Classic rock doesn't have to be face-melting guitar, booming bass and five-minute drum solos. There might be something sophisticated, complicated and, well, classical in the KQDS playlist, right?
A new-look Foreigner plowed its heavy rock catalog head-on into an 18-piece orchestra for nearly two hours Wednesday night at the Duluth Entertainment Convention Center's Symphony Hall. The show, one of just nine stops in the United States, turned out to be a unique and highly entertaining night of music for the nearly sold out crowd.
Call the show a rockestra.
"It's been a great challenge and very interesting to us," singer Kelly Hansen told the audience during a pre-concert introduction. "But it's still a rock show."
The current Foreigner lineup is led by its only founding member: guitarist and songwriter Mick Jones. Teaming with orchestra leader Dave Eggar, Jones reworked 12 of the band's biggest hits, putting a fresh coat of paint on songs that became a soundtrack for a generation.

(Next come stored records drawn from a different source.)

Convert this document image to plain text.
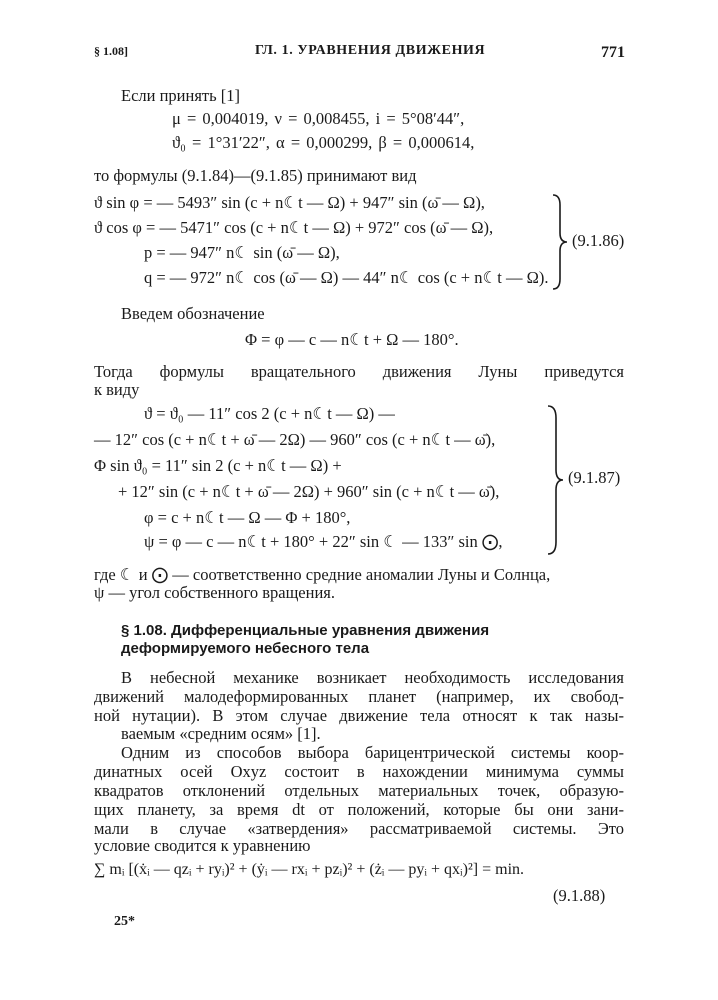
§ 1.08]	ГЛ. 1. УРАВНЕНИЯ ДВИЖЕНИЯ	771
Если принять [1]
μ = 0,004019, ν = 0,008455, i = 5°08′44″,
ϑ₀ = 1°31′22″, α = 0,000299, β = 0,000614,
то формулы (9.1.84)—(9.1.85) принимают вид
ϑ sin φ = — 5493″ sin (c + n☾t — Ω) + 947″ sin (ω̄ — Ω),
ϑ cos φ = — 5471″ cos (c + n☾t — Ω) + 972″ cos (ω̄ — Ω),
p = — 947″ n☾ sin (ω̄ — Ω),
q = — 972″ n☾ cos (ω̄ — Ω) — 44″ n☾ cos (c + n☾t — Ω).
(9.1.86)
Введем обозначение
Φ = φ — c — n☾t + Ω — 180°.
Тогда формулы вращательного движения Луны приведутся
к виду
ϑ = ϑ₀ — 11″ cos 2 (c + n☾t — Ω) —
— 12″ cos (c + n☾t + ω̄ — 2Ω) — 960″ cos (c + n☾t — ω̄),
Φ sin ϑ₀ = 11″ sin 2 (c + n☾t — Ω) +
+ 12″ sin (c + n☾t + ω̄ — 2Ω) + 960″ sin (c + n☾t — ω̄),
φ = c + n☾t — Ω — Φ + 180°,
ψ = φ — c — n☾t + 180° + 22″ sin ☾ — 133″ sin ⨀,
(9.1.87)
где ☾ и ⨀ — соответственно средние аномалии Луны и Солнца,
ψ — угол собственного вращения.
§ 1.08. Дифференциальные уравнения движения
деформируемого небесного тела
В небесной механике возникает необходимость исследования
движений малодеформированных планет (например, их свобод-
ной нутации). В этом случае движение тела относят к так назы-
ваемым «средним осям» [1].
Одним из способов выбора барицентрической системы коор-
динатных осей Oxyz состоит в нахождении минимума суммы
квадратов отклонений отдельных материальных точек, образую-
щих планету, за время dt от положений, которые бы они зани-
мали в случае «затвердения» рассматриваемой системы. Это
условие сводится к уравнению
∑ mᵢ [(ẋᵢ — qzᵢ + ryᵢ)² + (ẏᵢ — rxᵢ + pzᵢ)² + (żᵢ — pyᵢ + qxᵢ)²] = min.
(9.1.88)
25*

For example, "Feels Like the First TIme," the band's 1977 debut single, still had the slow-motion guitar crunch and twirling synthesizers but the backing orchestra added a more heroic dimension. Another early hit, "Cold As Ice," replaced a piano line with strings. The crowd didn't seem to mind, as everyone was on their feet.
The orchestra, perched behind the band on risers, featured a harp, a horn and a dancing conductor. Cellos spun like tops and a violin player pumped her fist after a soaring introduction to the rocker "Double Vision."

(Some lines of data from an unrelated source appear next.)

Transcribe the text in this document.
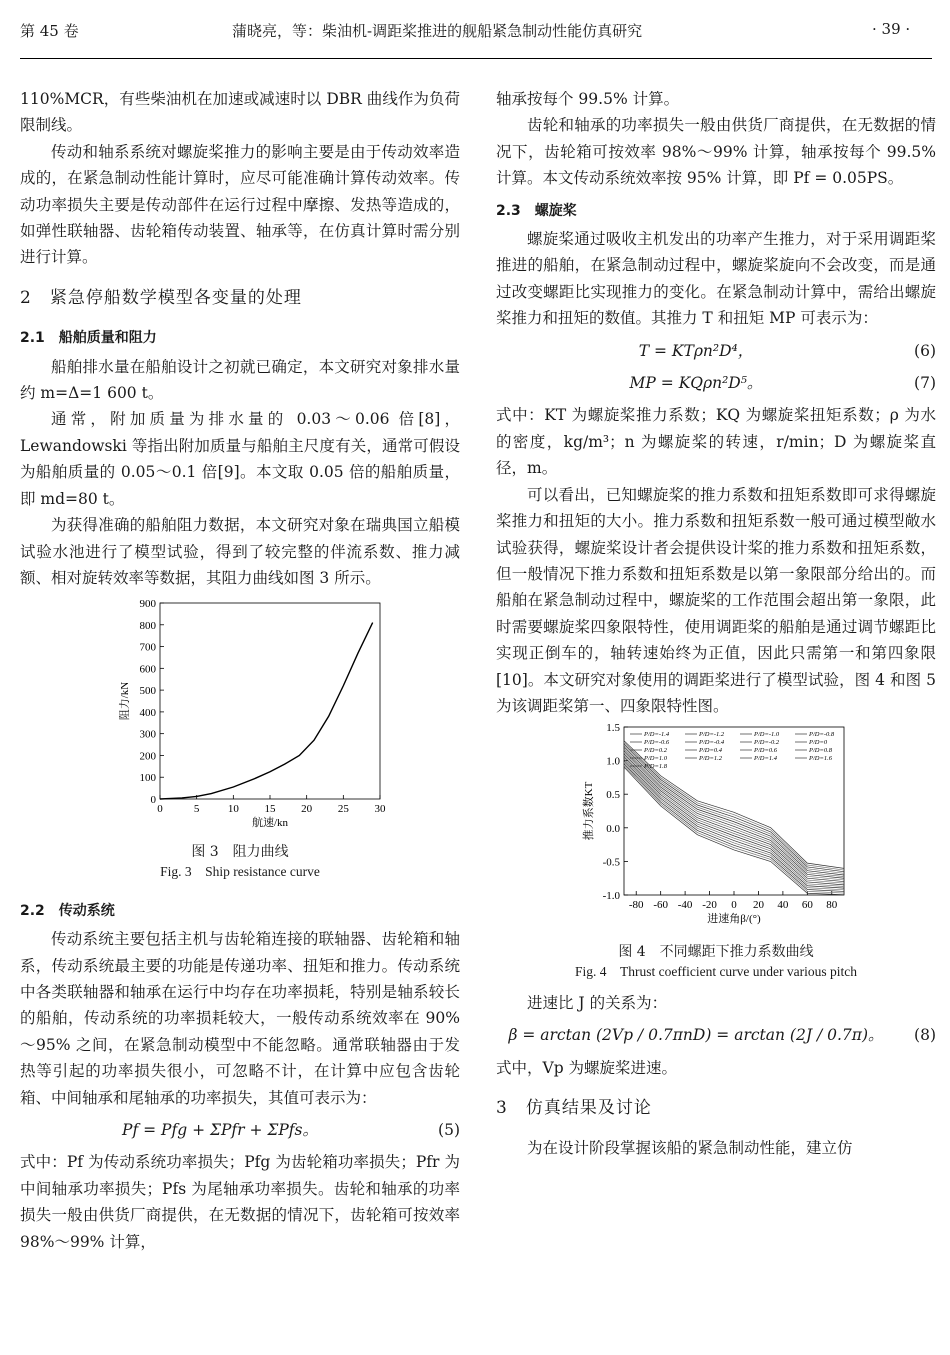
第 45 卷	蒲晓亮，等：柴油机-调距桨推进的舰船紧急制动性能仿真研究	· 39 ·

110%MCR，有些柴油机在加速或减速时以 DBR 曲线作为负荷限制线。

传动和轴系系统对螺旋桨推力的影响主要是由于传动效率造成的，在紧急制动性能计算时，应尽可能准确计算传动效率。传动功率损失主要是传动部件在运行过程中摩擦、发热等造成的，如弹性联轴器、齿轮箱传动装置、轴承等，在仿真计算时需分别进行计算。

2　紧急停船数学模型各变量的处理
2.1　船舶质量和阻力

船舶排水量在船舶设计之初就已确定，本文研究对象排水量约 m=Δ=1 600 t。

通常，附加质量为排水量的 0.03～0.06 倍[8]，Lewandowski 等指出附加质量与船舶主尺度有关，通常可假设为船舶质量的 0.05～0.1 倍[9]。本文取 0.05 倍的船舶质量，即 md=80 t。

为获得准确的船舶阻力数据，本文研究对象在瑞典国立船模试验水池进行了模型试验，得到了较完整的伴流系数、推力减额、相对旋转效率等数据，其阻力曲线如图 3 所示。

0	5	10 15 20 25 30
0
100
200
300
400
500
600
700
800
900
航速/kn
阻力/kN
图 3　阻力曲线
Fig. 3　Ship resistance curve
2.2　传动系统

传动系统主要包括主机与齿轮箱连接的联轴器、齿轮箱和轴系，传动系统最主要的功能是传递功率、扭矩和推力。传动系统中各类联轴器和轴承在运行中均存在功率损耗，特别是轴系较长的船舶，传动系统的功率损耗较大，一般传动系统效率在 90%～95% 之间，在紧急制动模型中不能忽略。通常联轴器由于发热等引起的功率损失很小，可忽略不计，在计算中应包含齿轮箱、中间轴承和尾轴承的功率损失，其值可表示为：

Pf = Pfg + ΣPfr + ΣPfs。	(5)

式中：Pf 为传动系统功率损失；Pfg 为齿轮箱功率损失；Pfr 为中间轴承功率损失；Pfs 为尾轴承功率损失。齿轮和轴承的功率损失一般由供货厂商提供，在无数据的情况下，齿轮箱可按效率 98%～99% 计算，

轴承按每个 99.5% 计算。

齿轮和轴承的功率损失一般由供货厂商提供，在无数据的情况下，齿轮箱可按效率 98%～99% 计算，轴承按每个 99.5% 计算。本文传动系统效率按 95% 计算，即 Pf = 0.05PS。

2.3　螺旋桨

螺旋桨通过吸收主机发出的功率产生推力，对于采用调距桨推进的船舶，在紧急制动过程中，螺旋桨旋向不会改变，而是通过改变螺距比实现推力的变化。在紧急制动计算中，需给出螺旋桨推力和扭矩的数值。其推力 T 和扭矩 MP 可表示为：

T = KTρn²D⁴，	(6)
MP = KQρn²D⁵。	(7)

式中：KT 为螺旋桨推力系数；KQ 为螺旋桨扭矩系数；ρ 为水的密度，kg/m³；n 为螺旋桨的转速，r/min；D 为螺旋桨直径，m。

可以看出，已知螺旋桨的推力系数和扭矩系数即可求得螺旋桨推力和扭矩的大小。推力系数和扭矩系数一般可通过模型敞水试验获得，螺旋桨设计者会提供设计桨的推力系数和扭矩系数，但一般情况下推力系数和扭矩系数是以第一象限部分给出的。而船舶在紧急制动过程中，螺旋桨的工作范围会超出第一象限，此时需要螺旋桨四象限特性，使用调距桨的船舶是通过调节螺距比实现正倒车的，轴转速始终为正值，因此只需第一和第四象限[10]。本文研究对象使用的调距桨进行了模型试验，图 4 和图 5 为该调距桨第一、四象限特性图。

-80 -60 -40 -20 0 20 40 60 80
-1.0
-0.5
0.0
0.5
1.0
1.5
进速角β/(°)
推力系数KT
P/D=-1.4	P/D=-1.2	P/D=-1.0	P/D=-0.8
P/D=-0.6	P/D=-0.4	P/D=-0.2	P/D=0
P/D=0.2	P/D=0.4	P/D=0.6	P/D=0.8
P/D=1.0	P/D=1.2	P/D=1.4	P/D=1.6
P/D=1.8
图 4　不同螺距下推力系数曲线
Fig. 4　Thrust coefficient curve under various pitch

进速比 J 的关系为：

β = arctan (2Vp / 0.7πnD) = arctan (2J / 0.7π)。	(8)

式中，Vp 为螺旋桨进速。

3　仿真结果及讨论

为在设计阶段掌握该船的紧急制动性能，建立仿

Of course there was the microphone swinging and dueling guitar solos expected at a classic rock show, but this was not 1982. The band played warm and heartfelt acoustic versions of two songs while seated on white bar chairs.

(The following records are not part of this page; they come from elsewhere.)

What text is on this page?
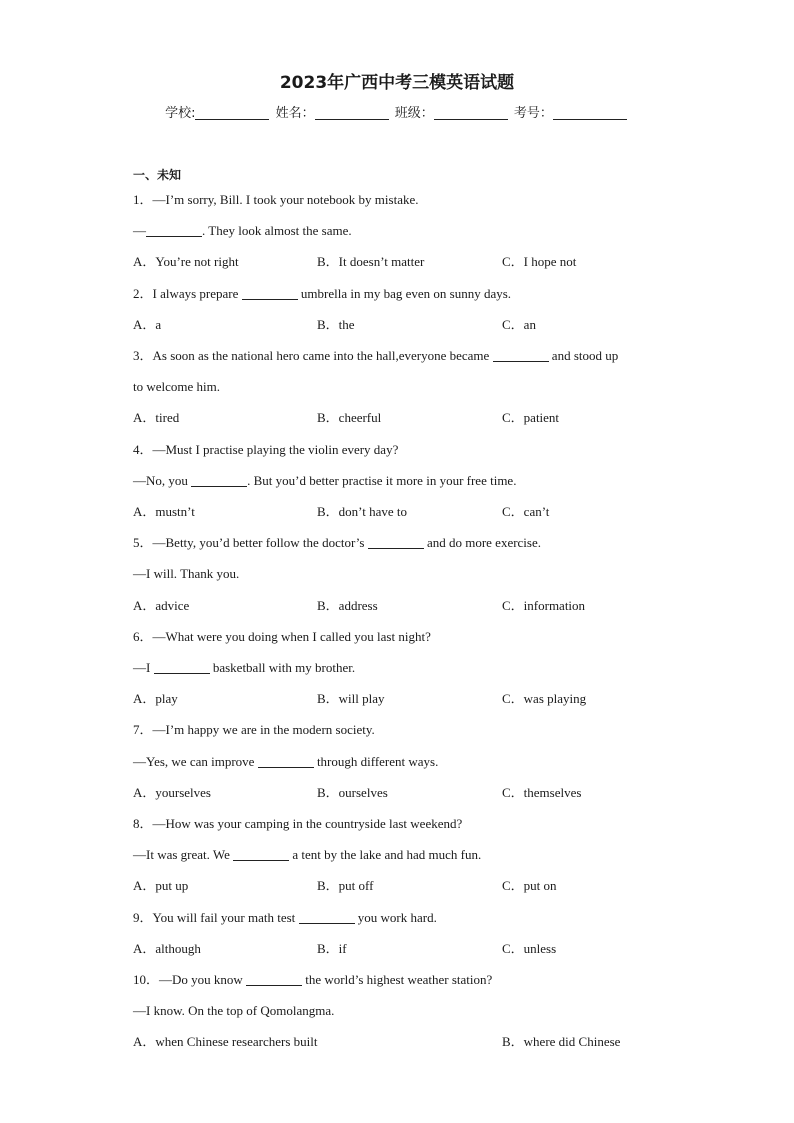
2023年广西中考三模英语试题
学校:	姓名：	班级：	考号：
一、未知
1．—I’m sorry, Bill. I took your notebook by mistake.
—	. They look almost the same.
A．You’re not right	B．It doesn’t matter	C．I hope not
2．I always prepare	umbrella in my bag even on sunny days.
A．a	B．the	C．an
3．As soon as the national hero came into the hall,everyone became	and stood up
to welcome him.
A．tired	B．cheerful	C．patient
4．—Must I practise playing the violin every day?
—No, you	. But you’d better practise it more in your free time.
A．mustn’t	B．don’t have to	C．can’t
5．—Betty, you’d better follow the doctor’s	and do more exercise.
—I will. Thank you.
A．advice	B．address	C．information
6．—What were you doing when I called you last night?
—I	basketball with my brother.
A．play	B．will play	C．was playing
7．—I’m happy we are in the modern society.
—Yes, we can improve	through different ways.
A．yourselves	B．ourselves	C．themselves
8．—How was your camping in the countryside last weekend?
—It was great. We	a tent by the lake and had much fun.
A．put up	B．put off	C．put on
9．You will fail your math test	you work hard.
A．although	B．if	C．unless
10．—Do you know	the world’s highest weather station?
—I know. On the top of Qomolangma.
A．when Chinese researchers built	B．where did Chinese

Hansen, wearing a pink sport coat, white shirt and puffy black scarf, may have looked like Steven Tyler, but his voice was as big and smooth as original Foreigner singer Lou Gramm. He jumped into the crowd, ran across the stage and supplied a rock 'n' roll spark all night.
Midway through the show, Jones explained, in his proper British accent, how his stepson, red-hot pop producer Mark Ronson, helped rearrange the song "Fool For You Anyway." A five-piece horn section delivered a roaring backdrop to the song and brought the total number of musicians on the stage to 29.
Of course, not every experiment works. Set closer "Jukebox Hero" received an overlong orchestral introduction complete with a misplaced trumpet solo and felt a little too much like it belonged in a Broadway musical.
The encore made up for it though.
A Duluth Denfeld High School vocal choir called Maroon 16, which won an online voting contest, backed the band on its classic 1984 chart topper "I Want to Know What Love Is." Instead of black gowns and a formal choir presentation, the group dressed in plaid shirts and swayed through the instantly recognizable power ballad. The crowd joined in as the uplifting chorus was repeated multiple times.
"Thank you for letting us do something different," said Hansen, as the band took a group bow to close the night.